Here are some fun examples of sentences that are unparsable (or nearly) due to too much embedding. Most of them can be interpreted if you pull them apart very slowly, or replace some of the conjunctions with different ones.
* The cheese that the rat that the cat chased ate was rotten.
* That that the world is round is obvious is dubious.
* If, if the sun is round, the moon is also round, a shark would be a mammal because a whale is a mammal.
* That that that they are both isosceles is true is obvious isn't clear.
The next one, amazingly, works fine (as long as said out loud with the right intonation) despite having four "that"s in a row:
I believe that that that that child said isn't quite true.

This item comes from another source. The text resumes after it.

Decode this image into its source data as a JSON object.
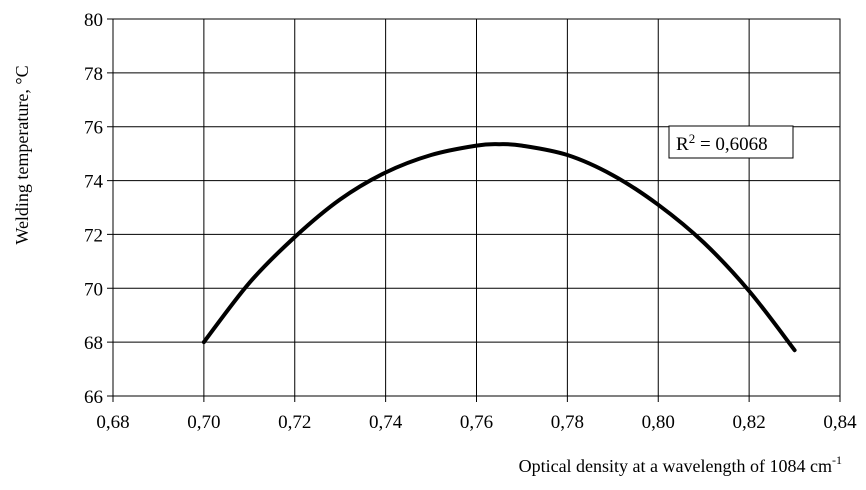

I think these things are almost (though not quite) as much fun as garden-path sentences (which are things like "The horse raced past the barn fell").
(Click on "read more" if you can't work out what any of the above sentences are supposed to mean.)
Here are some slightly improved versions of the first three sentences in the list above:
? The cheese that the rat, while the cat chased it, ate, was rotten.
? That, if the world is round, the moon must also be round is dubious.
? If the moon, if the sun is round, is also round, a shark would be a mammal because a whale is a mammal.
And the garden path sentence I gave should be parsed as:
[The horse [(which was) raced past the barn] fell]
Because our brains are trying to second-guess everything, though, they interpret the the horse raced bit at the beginning as "agent" + "transitive verb" and then won't let us rethink this when the rest of the sentence doesn't make sense.